According to DailyMail.co.uk, water cremation was first developed as a way to get rid of animal carcasses by processing them into plant food. It remained this way until the 1990s when two researchers at Albany Medical College in New York began disposing of lab animals through alkaline hydrolysis. These researchers then became involved with a company called WR2 that constructed the first water cremation machine that could handle a human body. The first known use of the machine was in 2006 in the Mayo Clinic's anatomical bequest program in Rochester, Minnesota.
Proponents of water cremation have touted it as a green alternative to standard cremations and burials amid growing concerns over the carbon footprints of these methods.
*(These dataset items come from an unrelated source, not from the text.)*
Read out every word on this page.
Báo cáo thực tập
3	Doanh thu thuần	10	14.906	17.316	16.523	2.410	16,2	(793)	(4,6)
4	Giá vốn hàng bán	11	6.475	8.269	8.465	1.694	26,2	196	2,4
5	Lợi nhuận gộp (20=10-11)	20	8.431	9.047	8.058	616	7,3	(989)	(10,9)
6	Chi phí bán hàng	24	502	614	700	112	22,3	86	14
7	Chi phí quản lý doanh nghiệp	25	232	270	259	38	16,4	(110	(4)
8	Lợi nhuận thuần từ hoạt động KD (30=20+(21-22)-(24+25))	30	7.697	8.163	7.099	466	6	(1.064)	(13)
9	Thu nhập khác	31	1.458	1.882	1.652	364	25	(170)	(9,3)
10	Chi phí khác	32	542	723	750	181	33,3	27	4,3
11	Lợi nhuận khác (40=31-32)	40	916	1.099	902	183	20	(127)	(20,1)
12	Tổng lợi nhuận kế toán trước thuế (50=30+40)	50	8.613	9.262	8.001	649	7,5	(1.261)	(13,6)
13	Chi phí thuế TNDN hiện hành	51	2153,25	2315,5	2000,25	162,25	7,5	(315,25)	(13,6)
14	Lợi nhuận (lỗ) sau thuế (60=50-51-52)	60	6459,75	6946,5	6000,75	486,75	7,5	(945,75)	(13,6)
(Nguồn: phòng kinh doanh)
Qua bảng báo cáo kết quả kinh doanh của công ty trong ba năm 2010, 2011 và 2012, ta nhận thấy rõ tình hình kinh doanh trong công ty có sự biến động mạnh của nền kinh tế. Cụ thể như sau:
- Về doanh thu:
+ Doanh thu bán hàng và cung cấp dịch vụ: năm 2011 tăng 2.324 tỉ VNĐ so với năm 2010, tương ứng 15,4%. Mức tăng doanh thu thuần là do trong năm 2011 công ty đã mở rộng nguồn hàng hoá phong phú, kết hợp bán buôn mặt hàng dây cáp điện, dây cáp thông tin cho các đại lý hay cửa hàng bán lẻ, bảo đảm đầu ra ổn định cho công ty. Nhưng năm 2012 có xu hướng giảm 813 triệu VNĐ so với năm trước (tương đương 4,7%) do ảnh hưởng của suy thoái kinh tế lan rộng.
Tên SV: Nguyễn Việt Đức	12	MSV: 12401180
For one, the use of energy to heat and cool the lye is said to emit 80 percent less carbon dioxide than flame cremations that burn natural gas. Water cremation also leaves behind inorganic materials like tooth fillings and pacemakers, which could ease the fears of toxic chemicals polluting the environment. (Related: California may legalize “liquid cremation” in bizarre attempt to fight global warming.)
Moreover, the roiling lye has been said to sterilize organic materials, break down toxic chemicals, and reduce the risk of disease spreading. Joe Wilson, CEO of alkaline hydrolysis systems manufacturer Bio-Response Solutions, told ScientificAmerican.com: “It’s hot as hell in there, and alkali is a powerful sterilant at temperature. Even the hardiest pathogen, an anthrax spore, is easily killed.”
The new law will require funeral homes to apply for permits from their local water authorities before they can offer water cremation as an option. These permits will allow the funeral homes to send the remains into the sewage system on-site. Alternatively, the funerals homes could partner up with companies experienced in handling and disposing biological waste. These came as responses to concerns over the high pH levels involved in water cremation, as the pH of the discharged wastes goes above 11.
While some people have approached the idea of water cremation with trepidation, others have embraced it as a huge and positive change in cremation. Todd Gloria, the California assemblyman who wrote the bill, is one of them. Gloria has stated that he hopes water cremation will become the new norm, and is taking the necessary steps to do so. “I plan to be cremated. It would be poetic if I could take advantage of my own bill,” said Gloria.